The song list includes:

1. 	Aag Laga Kar Chhupnay Walay Sun Mera Afsana,
Singer: Masood Rana, Poet: Mushir Kazmi

2. 	Dillagi Mein Aisi Dil Ko Lagi Keh Dil Kho Gaya,
Singer: Noor Jehan, Poet: Riaz ur Rehman Saghar

3. 	Ham Chalay Is Jahan Say, Dil Uth Gaya Yahan Say,
Singer: Mehdi Hassan, Poet: Mushir Kazmi

4. 	Mujhay Jan Say Bhi Pyara Mehboob Mil Gaya Hay,
Singers: Mujeeb Aalam, Noor Jehan, Poet: Bashir Khokhar

5. 	Murjhaye Huay Phoolon Ki Qasm, Is Des Mein Phir Na Aaun Ga,
Singer: Masood Rana, Poet: Mushir Kazmi

6. 	Pyar Karna To Koi Jurm Nahin Hay Yaro,
Singers: Nadeem, Riaz Malik, Albela & Co., Poet: Khawaja Pervaiz

7. 	Saath Hamara Chhootay Na, Yaad Rahay Yeh Baat,
Singers: Mehdi Hassan, Noor Jehan, Poet: Khawaja Pervaiz

8. 	Sayyan Anari Meray Dil Ko Jalaye Ray,
Singer: Noor Jehan, Poet: Khawaja Pervaiz

==Box office and reception==
Dillagi did well at the box office by completing 84 weeks in theaters.
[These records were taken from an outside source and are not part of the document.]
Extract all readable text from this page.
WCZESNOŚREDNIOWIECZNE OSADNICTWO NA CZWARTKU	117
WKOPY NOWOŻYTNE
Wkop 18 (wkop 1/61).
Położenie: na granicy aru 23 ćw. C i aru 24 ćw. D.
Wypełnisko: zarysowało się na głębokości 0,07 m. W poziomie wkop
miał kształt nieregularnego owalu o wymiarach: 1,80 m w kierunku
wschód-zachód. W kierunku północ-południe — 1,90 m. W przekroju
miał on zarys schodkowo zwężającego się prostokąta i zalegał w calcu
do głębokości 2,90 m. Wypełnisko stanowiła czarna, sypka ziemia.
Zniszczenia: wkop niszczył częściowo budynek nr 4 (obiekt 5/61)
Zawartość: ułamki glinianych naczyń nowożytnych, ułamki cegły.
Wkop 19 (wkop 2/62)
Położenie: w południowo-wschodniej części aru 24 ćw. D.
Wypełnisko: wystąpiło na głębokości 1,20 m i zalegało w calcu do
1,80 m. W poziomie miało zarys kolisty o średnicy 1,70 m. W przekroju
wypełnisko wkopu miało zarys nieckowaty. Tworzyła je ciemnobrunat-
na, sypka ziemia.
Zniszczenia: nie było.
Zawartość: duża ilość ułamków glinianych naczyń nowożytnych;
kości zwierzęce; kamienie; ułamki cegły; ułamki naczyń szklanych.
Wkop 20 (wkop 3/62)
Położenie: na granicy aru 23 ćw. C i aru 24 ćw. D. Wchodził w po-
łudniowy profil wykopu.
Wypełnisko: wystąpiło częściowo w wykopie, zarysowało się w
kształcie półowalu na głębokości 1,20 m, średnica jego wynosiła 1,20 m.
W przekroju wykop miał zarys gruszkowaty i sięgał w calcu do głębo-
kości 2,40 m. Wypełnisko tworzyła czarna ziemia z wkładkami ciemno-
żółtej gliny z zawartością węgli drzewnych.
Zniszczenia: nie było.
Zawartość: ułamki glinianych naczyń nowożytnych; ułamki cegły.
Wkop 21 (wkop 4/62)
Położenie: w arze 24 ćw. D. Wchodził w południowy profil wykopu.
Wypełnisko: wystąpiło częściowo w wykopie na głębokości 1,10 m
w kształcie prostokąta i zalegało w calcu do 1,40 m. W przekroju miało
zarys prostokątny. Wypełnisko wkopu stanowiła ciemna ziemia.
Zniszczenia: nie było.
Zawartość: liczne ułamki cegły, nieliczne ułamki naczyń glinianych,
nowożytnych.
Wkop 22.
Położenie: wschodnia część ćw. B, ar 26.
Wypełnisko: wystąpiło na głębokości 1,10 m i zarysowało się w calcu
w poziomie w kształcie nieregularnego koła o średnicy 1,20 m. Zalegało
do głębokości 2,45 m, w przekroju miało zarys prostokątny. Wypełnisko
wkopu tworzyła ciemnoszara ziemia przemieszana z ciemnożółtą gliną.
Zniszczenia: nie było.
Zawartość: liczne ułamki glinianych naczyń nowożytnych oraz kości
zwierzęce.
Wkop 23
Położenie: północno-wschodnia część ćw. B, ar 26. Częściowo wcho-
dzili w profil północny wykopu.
Dillagi is regarded as one of the most successful romantic and musical movies in the history of Pakistani cinema.

==Awards==
Dillagi received 3 Nigar awards in the following categories:
- Best actress -- Shabnam
- Best sound editor—Wajid Ali
- Best comedian -- Lehri

==Impact==
- Dillagi was the first big breakthrough of the popular cinema duo, Nadeem and Shabnam, and afterwards, made the duo one of the top priorities of filmmakers.
- Dillagi was unofficially remade in India as Mohabbat Ki Arzoo in 1994.